At the top of his to-do list will be a briefing on the situation in Syria (Last Friday, a “war-weary” President Obama said that while the U.S. should hold Syria accountable for a chemical weapons attack that reportedly killed more than 1,400 of its own citizens, he is leaning toward a limited response).
“People are horrified by the notion that a government might be gassing its own children to death — and that’s something that deserves serious attention,” Peters said, adding that, if the United States gets involved, it should “not act unilaterally.”

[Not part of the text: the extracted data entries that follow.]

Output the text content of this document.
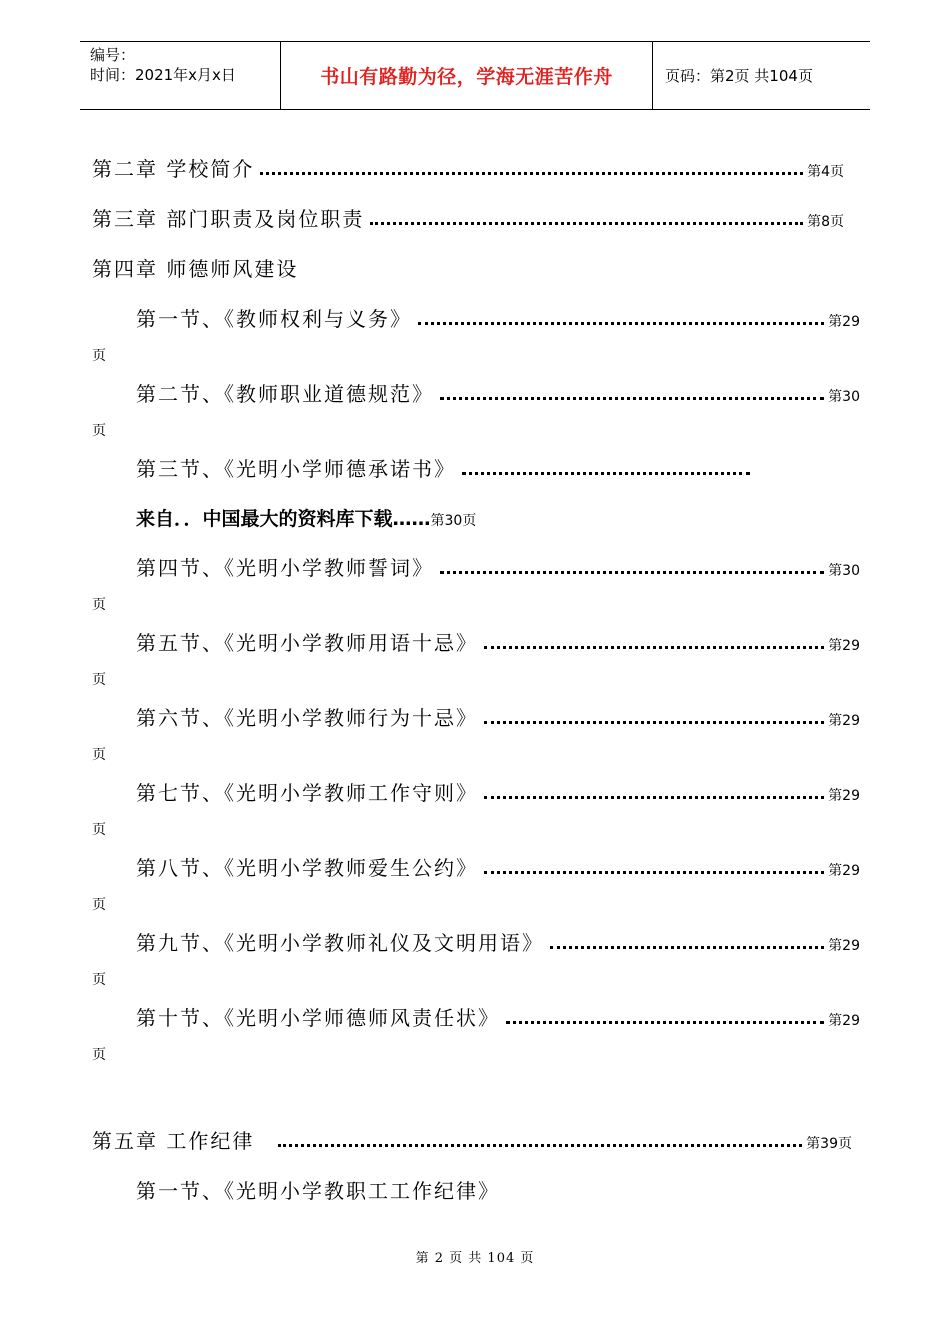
编号：
时间：2021年x月x日	书山有路勤为径，学海无涯苦作舟	页码：第2页 共104页
第二章 学校简介	第4页
第三章 部门职责及岗位职责	第8页
第四章 师德师风建设
第一节、《教师权利与义务》	第29
页
第二节、《教师职业道德规范》	第30
页
第三节、《光明小学师德承诺书》
来自．．中国最大的资料库下载…… 第30页
第四节、《光明小学教师誓词》	第30
页
第五节、《光明小学教师用语十忌》	第29
页
第六节、《光明小学教师行为十忌》	第29
页
第七节、《光明小学教师工作守则》	第29
页
第八节、《光明小学教师爱生公约》	第29
页
第九节、《光明小学教师礼仪及文明用语》	第29
页
第十节、《光明小学师德师风责任状》	第29
页
第五章 工作纪律	第39页
第一节、《光明小学教职工工作纪律》
第 2 页 共 104 页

“I don’t think it would be appropriate to go it alone,” Peters said. “To the extent that we (take) any action we have to be absolutely certain that it is the government that’s using chemical weapons. We also want to be certain what the mission is and how we exit.

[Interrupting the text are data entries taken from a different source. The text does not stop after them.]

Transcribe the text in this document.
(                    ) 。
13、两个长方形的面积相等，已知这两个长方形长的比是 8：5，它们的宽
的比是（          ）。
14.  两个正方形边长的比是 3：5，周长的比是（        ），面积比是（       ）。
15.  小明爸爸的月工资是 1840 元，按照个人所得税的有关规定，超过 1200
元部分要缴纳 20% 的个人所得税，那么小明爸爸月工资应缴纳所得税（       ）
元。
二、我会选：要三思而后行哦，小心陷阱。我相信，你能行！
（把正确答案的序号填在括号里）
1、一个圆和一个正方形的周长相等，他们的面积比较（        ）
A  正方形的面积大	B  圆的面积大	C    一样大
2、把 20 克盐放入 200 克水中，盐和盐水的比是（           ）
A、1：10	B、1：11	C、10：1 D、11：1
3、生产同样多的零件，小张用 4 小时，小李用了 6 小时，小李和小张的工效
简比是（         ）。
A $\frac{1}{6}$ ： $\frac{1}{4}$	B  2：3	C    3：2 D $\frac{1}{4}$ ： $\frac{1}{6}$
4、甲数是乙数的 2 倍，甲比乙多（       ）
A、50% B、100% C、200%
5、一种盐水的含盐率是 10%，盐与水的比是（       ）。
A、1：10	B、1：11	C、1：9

“I suspect that people, like me, while they’re concerned about the situation, have a lot of questions about what the objective would be and what success would look like if we were to take any kind of action. … I don’t think anyone’s proposing an extended boots-on-the ground kind of campaign.”
Peters and his colleagues will also grapple with the budget and sequestration, hoping to broker a compromise between the House and Senate.
“So far the House leadership has refused to appoint negotiators,” Peters said. “I don’t expect to be appointed a negotiator as a freshman, but I think one of us could put together a deal that would make sense and end the sequester.”
Congress will also revisit the Senate immigration reform bill.
“It’s not perfect,” Peters said, “but it would do a lot for San Diego and for California. I’d love to see (us have) a chance to talk about that. … I think the Senate gave us something that we can work with.”
Then there’s the student loan rate compromise Congress struck this year (a previous deal would have fixed the student loan rate at 6.8 percent after a temporary reprieve rate of 3.4 percent had expired).
“I, along with a lot of people, thought that that was awful high,” said Peters, who himself made his way through college on student loans. “The (recent) compromise was that loans will be able to increase with market rates, but within certain constraints, so families would be able to plan for their kids’ education without facing drastic changes in the rates and payments.
“For my part, I think we are underemphasizing the affordability of college,” Peters added.
“Part of it is trying to hold down increases in costs at colleges and universities, which has exceeded the rate of inflation. I’d love to see us take that up as part of our budget negotiations, but have a bigger discussion about how to make sure that college is affordable for every American kid who qualifies.”